Поскольку на ум все равно ничего более стоящего так и не пришло, моррон ухватился за этот шанс, поднялся с насиженного местечка и, стараясь ненароком не угодить под колеса проезжавших телег да карет, направился по третьей дороге, в зловонный и неприглядный квартал Ринктара; место, куда чужаку было небезопасно заходить даже днем, не то что вечером.

* * *

Настроение — субстанция непредсказуемая, зависящая не от воли или сознания, а от многих объективных обстоятельств, в частности от того, кого и что мы видим вокруг. Красивые, цветущие сады, добротные дома с ровными, выкрашенными в приятные глазу цвета карнизами и резными украшениями на окнах, а также опрятно одетые, сытые, довольные, улыбающиеся люди могут вывести любого из плохого расположения духа. Точно так же, как серость и убогость окружения способны вызвать депрессию даже у самого психически стойкого человека.

Солнце скрылось за крышами домов почти в тот же миг, как Штелер переступил незримую границу квартала Ринктара. Обшарпанные, испещренные трещинами и надписями стены небольших домиков и огромных бараков на десять-двадцать семей, однородная грязевая масса вместо мостовой и валявшиеся прямо под ногами отбросы, включая испражнения как животных, так и людей, вызвали у моррона множество негативных эмоций, начиная от отвращения и заканчивая сочувствием к тем, кто вынужден всю жизнь прозябать в нищете и постоянно видеть перед глазами лишь грязные стены да нечистоты. Стараясь как можно меньше запачкать босые ноги, Штелер поспешил быстрее добраться до дома Винеля. Точное местонахождение халупы старьевщика и ростовщика моррон не знал, но все-таки кое-как ориентировался среди бараков, да и темно-серые, высокие стены тюрьмы, грозно возвышающиеся над приземистыми одноэтажными жилищами рабочих и нищих, помогали ему сохранять приблизительно правильное направление движения. Винель жил на юге от тюрьмы, а барон пока находился на западе-юго-западе, значит, до конечной цели заплыва по грязи оставалось не так уж и далеко.
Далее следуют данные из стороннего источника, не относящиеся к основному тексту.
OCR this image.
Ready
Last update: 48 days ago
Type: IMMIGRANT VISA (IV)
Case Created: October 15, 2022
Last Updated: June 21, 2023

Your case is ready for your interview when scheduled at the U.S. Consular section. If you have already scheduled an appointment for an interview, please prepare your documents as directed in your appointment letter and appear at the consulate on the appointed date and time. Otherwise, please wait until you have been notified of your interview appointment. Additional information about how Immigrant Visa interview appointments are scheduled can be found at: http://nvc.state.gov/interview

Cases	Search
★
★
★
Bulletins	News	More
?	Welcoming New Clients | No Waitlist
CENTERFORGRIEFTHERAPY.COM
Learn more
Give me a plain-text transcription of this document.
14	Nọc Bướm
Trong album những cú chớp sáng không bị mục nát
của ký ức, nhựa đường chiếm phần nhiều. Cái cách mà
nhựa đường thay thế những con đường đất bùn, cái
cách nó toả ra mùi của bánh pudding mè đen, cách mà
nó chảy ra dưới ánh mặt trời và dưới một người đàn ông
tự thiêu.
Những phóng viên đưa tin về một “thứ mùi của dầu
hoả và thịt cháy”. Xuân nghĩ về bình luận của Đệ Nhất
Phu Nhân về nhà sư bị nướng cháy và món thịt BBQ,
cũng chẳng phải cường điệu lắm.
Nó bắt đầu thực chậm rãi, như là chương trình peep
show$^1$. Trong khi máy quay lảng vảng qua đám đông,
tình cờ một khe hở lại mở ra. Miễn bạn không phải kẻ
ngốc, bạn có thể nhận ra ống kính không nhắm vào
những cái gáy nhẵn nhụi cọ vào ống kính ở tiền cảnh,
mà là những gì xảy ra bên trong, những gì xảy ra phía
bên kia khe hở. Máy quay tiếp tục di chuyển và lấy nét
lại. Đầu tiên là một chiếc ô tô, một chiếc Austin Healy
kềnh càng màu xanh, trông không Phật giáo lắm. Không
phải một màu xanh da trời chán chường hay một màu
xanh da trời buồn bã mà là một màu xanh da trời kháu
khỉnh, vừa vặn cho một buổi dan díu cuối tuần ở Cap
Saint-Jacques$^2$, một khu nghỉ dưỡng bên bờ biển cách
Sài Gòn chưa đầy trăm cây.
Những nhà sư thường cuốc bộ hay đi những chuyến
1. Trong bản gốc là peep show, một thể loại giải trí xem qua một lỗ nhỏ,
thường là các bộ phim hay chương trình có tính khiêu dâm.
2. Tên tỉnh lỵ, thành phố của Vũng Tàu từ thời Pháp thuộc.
В бедняцких кварталах не только грязно, но и чудовищно шумно. Днем между собой ругаются соседки, которым трудно поделить одну протянутую между деревьями веревку для сушки стираных-перестираных портков да юбок, а также беснуется детвора, хоть и имеющая родителей, но в действительности такая же беспризорная, как и ошивающиеся возле рынков шайки малолетних воров. С наступлением вечера дети и женщины уходят на покой, а на вахту заступает вторая смена производителей шума — вернувшиеся из цехов мужчины. Маленький пересменок, во время которого в районе бараков царит относительная тишина и спокойствие, продолжается чуть менее часа. В это время многочисленные семейства ужинают, а затем трудовой люд высыпает из бараков на улицы и пьет, горланит, дерется почти до полуночи. Но стоит колоколу на часовне Юнктара ударить двенадцать раз, двери бараков тут же захлопываются и неизвестно зачем (красть-то у бедняков все равно нечего) запираются на тяжелые, проржавевшие засовы. Снаружи остаются лишь те, кто перебрал со спиртным и не смог доползти до своего жилища или просто запутался среди одинаково серых, невзрачных, похожих друг на дружку, как братья-близнецы, бараков. Пострадавшие от плохого вина и «несвежих» настоек так и ночуют на улицах, а если не в силах уснуть, то бродят, шатаясь, как матросы во время шторма, и воют, как призраки в ночи, хотя им-то самим кажется, что они поют.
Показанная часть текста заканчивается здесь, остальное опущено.